Seit diesem Treffen ist mir die „Knacker“-Wurst verleidet, weil in den Verpflegungsbeuteln für früh, mittags und abends mindestens eine zu finden war. Da die Nächte meist kurz waren, mussten wir uns auf der Rückfahrt ausschlafen. Dabei wären wir fast aus den offenen Schiebetüren „herausgerüttelt“ worden.

Das nächste Deutschlandtreffen 1964 erlebte ich schon als junger Lehrer, gemeinsam mit meinen Schülern. In Erinnerung geblieben ist mit die taktische Leistung mit meiner 10-er Gruppe von Schülern immer gemeinsam an der verabredeten S- oder U-Bahnstation ein-bzw. auszusteigen. Zu diesem Zweck hatten wir die Gruppe in zwei 5-er Gruppen aufgeteilt, eingedenk der Erkenntnis, dass man 5-7 Dinge plus/minus 2 wahrnehmen kann! So haben wir auch im größten Gedränge nie einen verloren.

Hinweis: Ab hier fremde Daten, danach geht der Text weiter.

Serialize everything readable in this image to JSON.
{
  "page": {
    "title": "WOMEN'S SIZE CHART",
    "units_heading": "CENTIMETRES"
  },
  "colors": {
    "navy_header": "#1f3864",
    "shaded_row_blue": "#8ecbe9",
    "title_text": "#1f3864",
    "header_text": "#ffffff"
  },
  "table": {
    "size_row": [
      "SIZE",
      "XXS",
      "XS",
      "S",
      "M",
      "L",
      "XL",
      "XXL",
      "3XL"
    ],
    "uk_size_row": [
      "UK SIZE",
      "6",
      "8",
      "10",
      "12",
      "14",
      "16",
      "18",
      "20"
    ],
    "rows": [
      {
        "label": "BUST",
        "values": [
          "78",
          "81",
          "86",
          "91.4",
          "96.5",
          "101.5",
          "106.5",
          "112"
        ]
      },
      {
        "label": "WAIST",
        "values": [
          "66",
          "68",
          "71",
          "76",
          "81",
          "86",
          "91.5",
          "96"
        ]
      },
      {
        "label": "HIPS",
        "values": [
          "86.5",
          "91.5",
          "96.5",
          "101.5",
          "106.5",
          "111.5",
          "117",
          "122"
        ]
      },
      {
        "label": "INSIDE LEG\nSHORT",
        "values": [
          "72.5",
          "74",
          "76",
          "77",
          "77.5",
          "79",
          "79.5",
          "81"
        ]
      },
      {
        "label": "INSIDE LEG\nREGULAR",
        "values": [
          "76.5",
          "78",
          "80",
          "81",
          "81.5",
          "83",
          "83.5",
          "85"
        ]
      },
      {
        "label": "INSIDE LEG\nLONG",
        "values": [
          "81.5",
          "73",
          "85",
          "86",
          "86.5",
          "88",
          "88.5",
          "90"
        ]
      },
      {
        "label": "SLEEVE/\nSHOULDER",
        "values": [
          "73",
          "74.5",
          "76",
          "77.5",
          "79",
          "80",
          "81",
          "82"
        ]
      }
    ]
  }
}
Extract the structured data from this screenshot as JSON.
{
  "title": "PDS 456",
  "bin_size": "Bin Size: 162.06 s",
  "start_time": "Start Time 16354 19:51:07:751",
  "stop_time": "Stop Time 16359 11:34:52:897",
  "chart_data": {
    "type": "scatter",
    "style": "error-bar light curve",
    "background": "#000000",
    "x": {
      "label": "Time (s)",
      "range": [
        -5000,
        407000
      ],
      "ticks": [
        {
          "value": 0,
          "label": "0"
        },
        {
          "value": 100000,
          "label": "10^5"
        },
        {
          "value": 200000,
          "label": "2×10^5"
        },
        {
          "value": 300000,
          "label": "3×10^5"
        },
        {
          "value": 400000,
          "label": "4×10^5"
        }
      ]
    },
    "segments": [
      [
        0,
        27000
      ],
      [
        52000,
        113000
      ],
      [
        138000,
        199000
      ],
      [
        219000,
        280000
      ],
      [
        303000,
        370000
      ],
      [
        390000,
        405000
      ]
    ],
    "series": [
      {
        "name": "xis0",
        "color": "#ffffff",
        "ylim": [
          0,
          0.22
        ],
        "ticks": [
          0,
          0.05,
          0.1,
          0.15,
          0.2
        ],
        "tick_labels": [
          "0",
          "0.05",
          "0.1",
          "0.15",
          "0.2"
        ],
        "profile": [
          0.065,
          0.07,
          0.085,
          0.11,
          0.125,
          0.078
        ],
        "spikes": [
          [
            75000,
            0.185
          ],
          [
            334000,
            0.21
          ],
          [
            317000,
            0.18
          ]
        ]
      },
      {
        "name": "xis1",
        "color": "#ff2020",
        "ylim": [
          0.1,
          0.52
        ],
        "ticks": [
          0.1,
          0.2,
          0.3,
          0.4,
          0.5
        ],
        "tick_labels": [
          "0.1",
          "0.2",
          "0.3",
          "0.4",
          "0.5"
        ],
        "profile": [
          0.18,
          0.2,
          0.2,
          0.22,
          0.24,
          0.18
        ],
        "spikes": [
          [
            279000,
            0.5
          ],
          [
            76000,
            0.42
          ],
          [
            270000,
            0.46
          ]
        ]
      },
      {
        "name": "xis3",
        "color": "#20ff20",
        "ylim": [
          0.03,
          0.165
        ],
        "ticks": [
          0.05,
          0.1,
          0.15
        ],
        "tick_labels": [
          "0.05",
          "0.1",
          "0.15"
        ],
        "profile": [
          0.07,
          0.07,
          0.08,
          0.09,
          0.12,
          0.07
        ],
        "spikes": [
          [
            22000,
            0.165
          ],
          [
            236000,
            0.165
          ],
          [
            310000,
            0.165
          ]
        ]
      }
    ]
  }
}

Zu den Weltfestspielen 1973 sah die Situation schon anders aus: Als stellvertretender Direktor war ich neu an der 18. Polytechnischen Oberschule. Die Verbindung zu den Schülern war noch nicht so eng und für das Übernachten in Massenquartieren war ich wohl schon etwas zu alt. So nutzte ich den Tod Walter Ulbrichts für ein fingiertes Telegramm, das mich vorzeitig nach Hause rief.